CVGBM is under clinical development by Curevac and currently in Phase I for Astrocytoma. According to GlobalData, Phase I drugs for Astrocytoma have an 82% phase transition success rate (PTSR) indication benchmark for progressing into Phase II. GlobalData’s report assesses how CVGBM’s drug-specific PTSR and Likelihood of Approval (LoA) scores compare to the indication benchmarks. Buy the report here.

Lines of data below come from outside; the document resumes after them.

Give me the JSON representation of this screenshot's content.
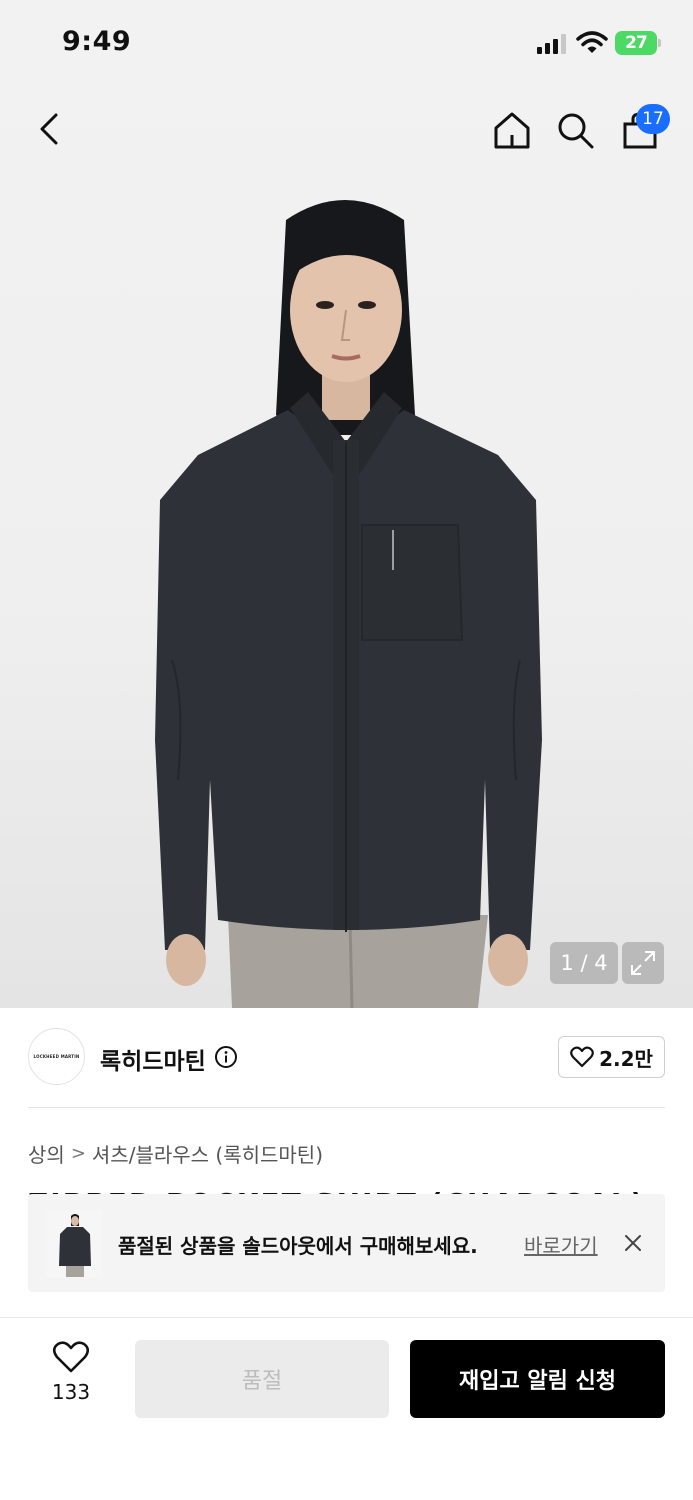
{
  "status_bar": {
    "time": "9:49",
    "battery": "27"
  },
  "header": {
    "icons": [
      "back-icon",
      "home-icon",
      "search-icon",
      "shopping-bag-icon"
    ],
    "cart_count": "17"
  },
  "gallery": {
    "counter": "1 / 4"
  },
  "brand": {
    "logo_text": "LOCKHEED MARTIN",
    "name": "록히드마틴",
    "follow_count": "2.2만"
  },
  "breadcrumb": {
    "category": "상의",
    "separator": ">",
    "subcategory": "셔츠/블라우스 (록히드마틴)"
  },
  "product": {
    "title": "ZIPPED POCKET SHIRT (CHARCOAL)"
  },
  "banner": {
    "message": "품절된 상품을 솔드아웃에서 구매해보세요.",
    "link_label": "바로가기"
  },
  "bottom_bar": {
    "wish_count": "133",
    "soldout_label": "품절",
    "restock_label": "재입고 알림 신청"
  },
  "colors": {
    "accent_blue": "#1a6eff",
    "battery_green": "#4cd964",
    "primary_button": "#000000",
    "disabled_button": "#ebebeb"
  }
}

GlobalData tracks drug-specific phase transition and likelihood of approval scores, in addition to indication benchmarks based off 18 years of historical drug development data. Attributes of the drug, company and its clinical trials play a fundamental role in drug-specific PTSR and likelihood of approval.
CVGBM overview
CVGBM is under development for the treatment of glioblastoma, melanoma and astrocytoma. It is an mRNA vaccine candidate being developed based on lipid nanoparticle-based mRNA platform. It is administered by intramuscular route.
Curevac overview
Curevac is a clinical-stage biopharmaceutical company that develops RNA-based medicines. The company develops, designs, and produces messenger RNA molecules for therapeutic and prophylactic vaccines in the fields of oncology and infectious diseases. Its product pipeline includes Cv0501, Cv2cov, Flu Sv Mrna and Cvsqiv. Curevac mRNA-based prophylactic vaccine candidates comprise cv7202 and cv8102. it also carries out research and development. The company Cv8102, a lead oncology candidate is designed to modulate the tumor microenvironment. Its products are used in the treatment of prostate cancer and non-small cell lung cancer and infectious diseases such as rabies, rotavirus and influenza. Curevac is headquartered in Tubingen, Baden-Wurttemberg, Germany.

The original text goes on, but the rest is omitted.